Чемодан из музея партизанской славы — страница 6 из 16


Депортация.


Ребенок ищет еду.


Если надо было пересечь улицу, двигались по специальным мостам.


Массовая депортация в 1944 году


Больной мужчина на земле.


Выступление любительского театра на одной из фабрик гетто.


Дети, депортируемые в один из лагерей смерти Хелмно в 70 км от Лодзи.

После депортации

Прибытие в конечную точку: новоприбывшие заключенные должны выстроиться на платформе Освенцима – слева женщины и дети, справа – мужчины.

Дата и автор этой фотографии неизвестны.


На платформе: после построения на платформе заключенные двигаются в сторону крематория в концлагере Освенцим.
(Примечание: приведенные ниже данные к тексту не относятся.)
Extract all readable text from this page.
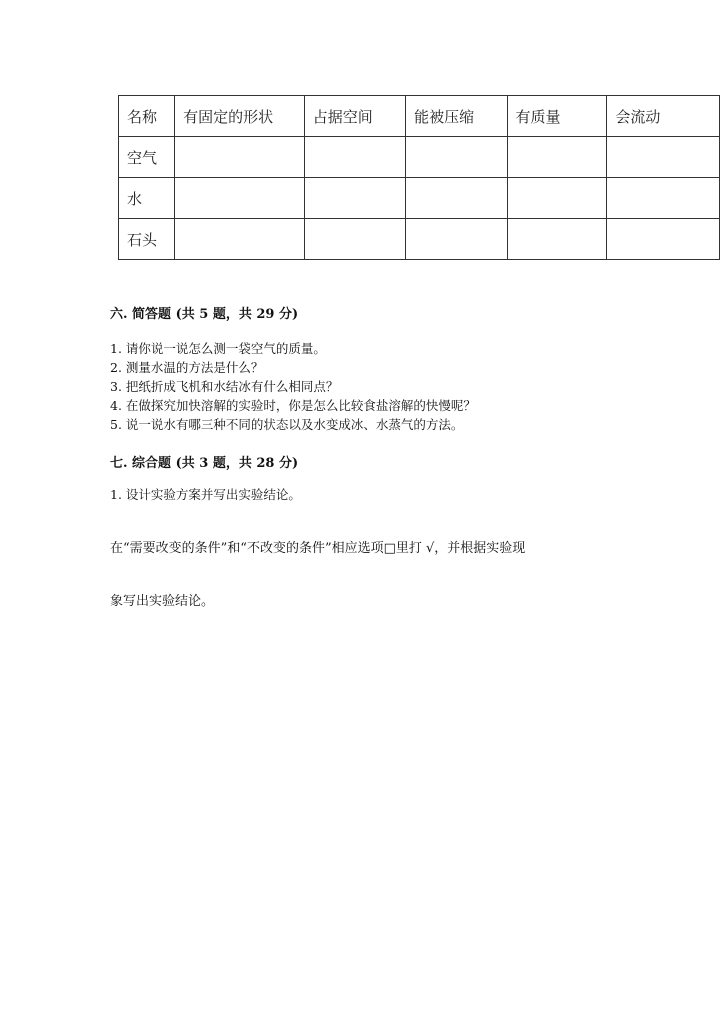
名称	有固定的形状	占据空间	能被压缩	有质量	会流动
空气					
水					
石头					
六. 简答题 (共 5 题，共 29 分)
1. 请你说一说怎么测一袋空气的质量。
2. 测量水温的方法是什么？
3. 把纸折成飞机和水结冰有什么相同点？
4. 在做探究加快溶解的实验时，你是怎么比较食盐溶解的快慢呢？
5. 说一说水有哪三种不同的状态以及水变成冰、水蒸气的方法。
七. 综合题 (共 3 题，共 28 分)
1. 设计实验方案并写出实验结论。
在“需要改变的条件”和“不改变的条件”相应选项□里打 √，并根据实验现
象写出实验结论。
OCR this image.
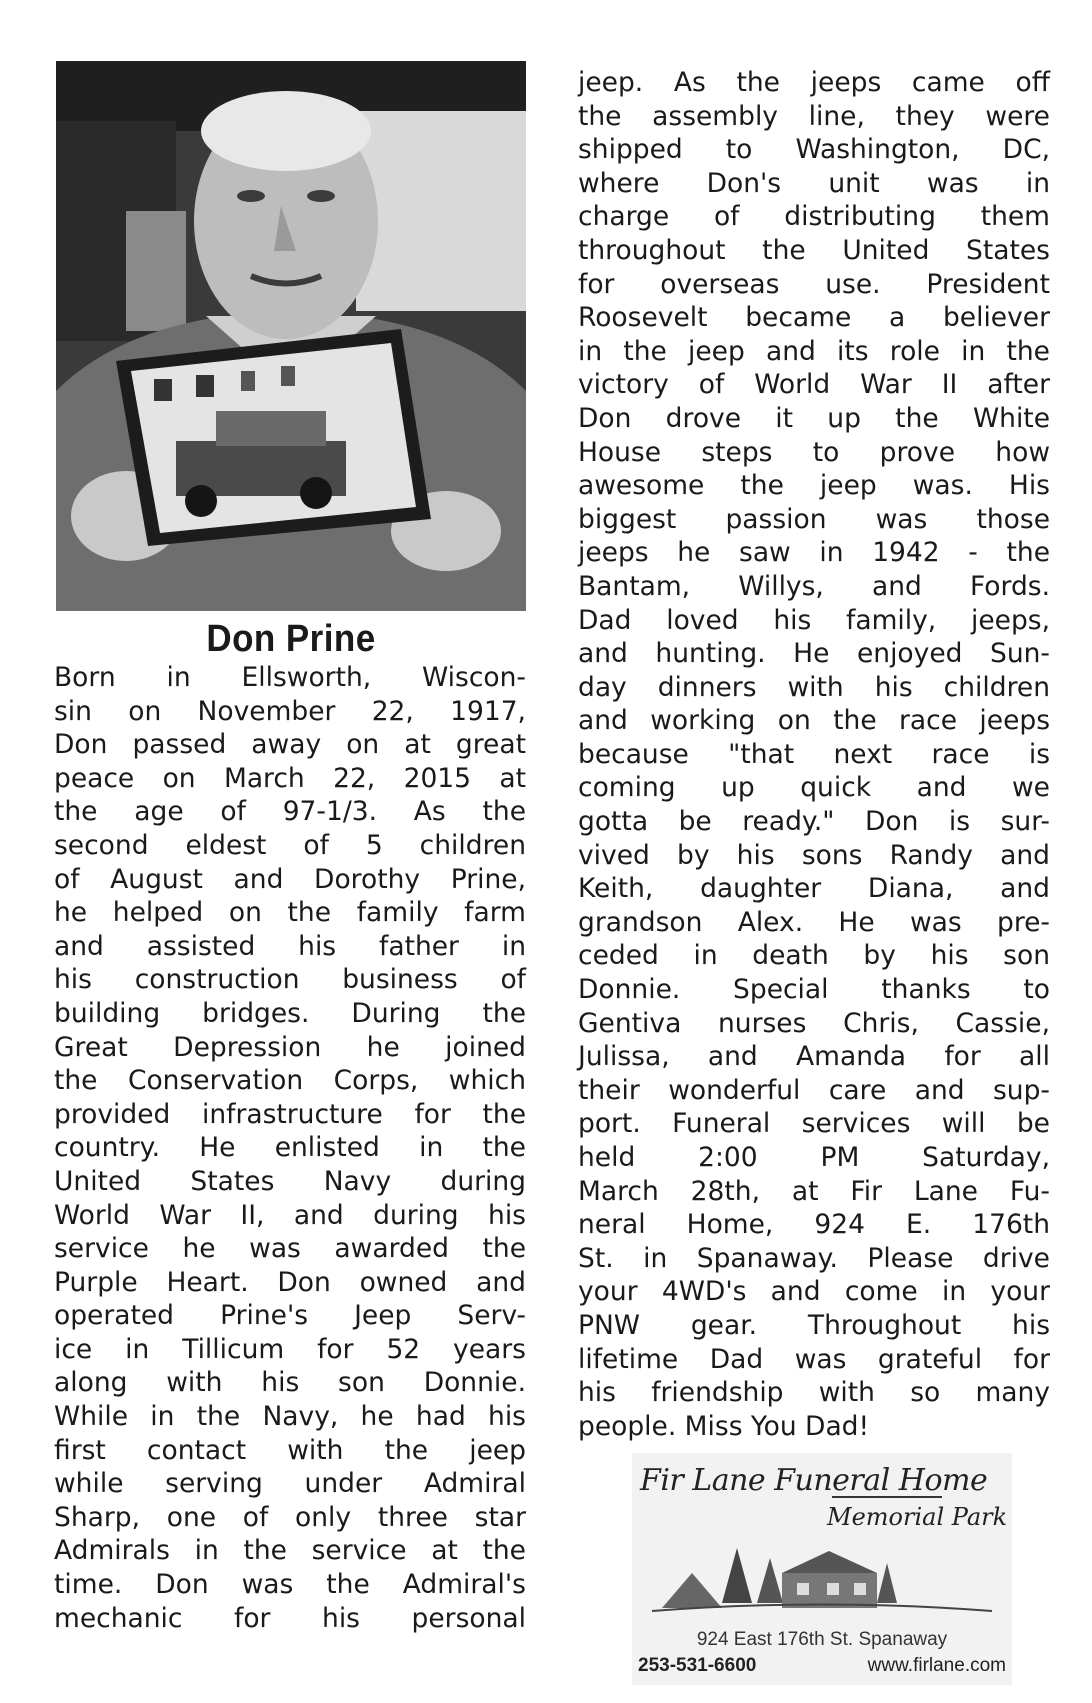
Don Prine
Born in Ellsworth, Wiscon-
sin on November 22, 1917,
Don passed away on at great
peace on March 22, 2015 at
the age of 97-1/3. As the
second eldest of 5 children
of August and Dorothy Prine,
he helped on the family farm
and assisted his father in
his construction business of
building bridges. During the
Great Depression he joined
the Conservation Corps, which
provided infrastructure for the
country. He enlisted in the
United States Navy during
World War II, and during his
service he was awarded the
Purple Heart. Don owned and
operated Prine's Jeep Serv-
ice in Tillicum for 52 years
along with his son Donnie.
While in the Navy, he had his
first contact with the jeep
while serving under Admiral
Sharp, one of only three star
Admirals in the service at the
time. Don was the Admiral's
mechanic for his personal
jeep. As the jeeps came off
the assembly line, they were
shipped to Washington, DC,
where Don's unit was in
charge of distributing them
throughout the United States
for overseas use. President
Roosevelt became a believer
in the jeep and its role in the
victory of World War II after
Don drove it up the White
House steps to prove how
awesome the jeep was. His
biggest passion was those
jeeps he saw in 1942 - the
Bantam, Willys, and Fords.
Dad loved his family, jeeps,
and hunting. He enjoyed Sun-
day dinners with his children
and working on the race jeeps
because "that next race is
coming up quick and we
gotta be ready." Don is sur-
vived by his sons Randy and
Keith, daughter Diana, and
grandson Alex. He was pre-
ceded in death by his son
Donnie. Special thanks to
Gentiva nurses Chris, Cassie,
Julissa, and Amanda for all
their wonderful care and sup-
port. Funeral services will be
held 2:00 PM Saturday,
March 28th, at Fir Lane Fu-
neral Home, 924 E. 176th
St. in Spanaway. Please drive
your 4WD's and come in your
PNW gear. Throughout his
lifetime Dad was grateful for
his friendship with so many
people. Miss You Dad!
Fir Lane Funeral Home
Memorial Park
924 East 176th St. Spanaway
253-531-6600	www.firlane.com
Дата снимка неизвестна.


Глава XIРабота для Рейха на одном разрушенном радиозаводе

Начался 1942 год. Работа шла, мы осваивались. Знакомились. В соседней секции, трудился человек, что шел со мной рядом на соборную площадь. Звали его не знаю уж как по-настоящему, а здесь он назвался – Шисел. И специальности его не знаю. Он мне, хоть я и пытался выяснить, ничего не сказал. Так, уклончиво, мол, металлист я.

Почему меня его специальность заинтересовала, спросите вы. Отвечу. Потому что не было ни одного прибора, устройства, оборудования и прочая, от часов до радиоприемников, в том числе аэронавигационных, которые он не смог бы вернуть к жизни. Приезжали важные господа в штатском. Из Германии. Привозили что-то в сумках. Шисел говорил коротко – монтаг[16].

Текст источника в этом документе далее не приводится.